What Is the CRV Token?
CRV is the native token of Curve Finance, an Automated Market Maker Protocol built on the Ethereum Network. The token is used for the platform’s governance by ensuring its holders can participate in the decision-making process in the future while also incentivizing participation in the protocol.
Curve uses multiple cryptocurrencies to operate as a decentralized exchange focused on stablecoins, whose value is pegged to external assets like the dollar or gold.
The protocol is one of the most popular Decentralized Finance (DeFi) protocols in the crypto ecosystem. It allows users to earn fees on their assets while allowing the exchange of cryptocurrencies without intermediaries or central authorities. Curve Finance’s smart contracts have been audited by Trail of Bits without finding any vulnerabilities.
Curve was founded by Michael Egorov in January 2020 after years of experimentation with DeFi protocols and deciding to create a protocol focused on providing higher market depth to benefit both traders and liquidity providers.
According to reports published in October 2020, Curve Finance processed over $2.8 billion in trades since its inception and had over $1 billion locked on its platform, a testament to the popularity of the platform and the spike in interest that the DeFi ecosystem experienced as a whole.
What is the Purpose of CRV?
CRV was created as the governance token of Curve DAO, the Decentralized Autonomous Organization in which users can participate by locking their tokens in a VotingEscrow for a maximum of 4 years, with the amount and duration defining the weight of their vote.

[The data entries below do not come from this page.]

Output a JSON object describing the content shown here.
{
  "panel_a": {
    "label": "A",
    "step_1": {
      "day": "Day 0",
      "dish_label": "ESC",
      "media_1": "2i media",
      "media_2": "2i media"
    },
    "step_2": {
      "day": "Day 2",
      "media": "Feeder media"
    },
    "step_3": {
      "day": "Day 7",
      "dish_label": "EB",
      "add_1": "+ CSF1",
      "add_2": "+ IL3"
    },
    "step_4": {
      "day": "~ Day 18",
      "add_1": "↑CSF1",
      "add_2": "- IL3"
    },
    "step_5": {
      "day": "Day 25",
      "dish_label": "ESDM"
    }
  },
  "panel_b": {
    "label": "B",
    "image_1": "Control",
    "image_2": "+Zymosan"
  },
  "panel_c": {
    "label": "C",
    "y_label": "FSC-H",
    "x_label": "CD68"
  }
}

By using the DAO structure, Curve’s future is decided by its user base, creating a truly decentralized exchange (DEX) that can stand the test of time by ensuring proper management due to it being in the best interest of the users who participate.
The CRV token is also used to incentivize users by being issued as a reward for using the platform’s services. Due to the inflationary nature of the token, which is regulated by an inflation schedule hardcoded into the protocol.
Curve allows users to generate gains by providing liquidity which in turn gives other investors the option to trade stablecoins with low fees and minimal variations in price due to the low slippage.
How Does CRV Work?
Curve Finance is grounded in mathematical principles designed to allow the trading of stablecoins at the best price possible, a principle known as a “bonding curve.” While this same approach is used by other projects such as Uniswap, in the case Curve it is specifically designed to serve stablecoins, allowing larger amounts of this crypto to be traded at any given time.
Curve uses lending pools in which users can add liquidity to generate returns in the form of a proportion of the fees generated from trades, as well as CRV tokens that can be then used to participate in governance or traded like any other cryptocurrency,
The protocol has also developed a pool factory in collaboration with Yearn Finance, another popular DeFi protocol, to allow anyone to deploy their own Curve metal pools, which promotes the liquidity of obscure tokens by allowing the protocol to list assets with lower liquidity and preventing the dilution of existing pools.
The Curve ecosystem is maintained by charging 0.04$ as fees in most swaps, with 50% being distributed between veCRV holders and 50% to liquidity providers.
The veCRV token can be obtained by locking CRV to obtain governance right in the protocols and generate passive gains in a way similar to staking in other platforms, but that requires a commitment of the tokens for a period between 1 and 4 years.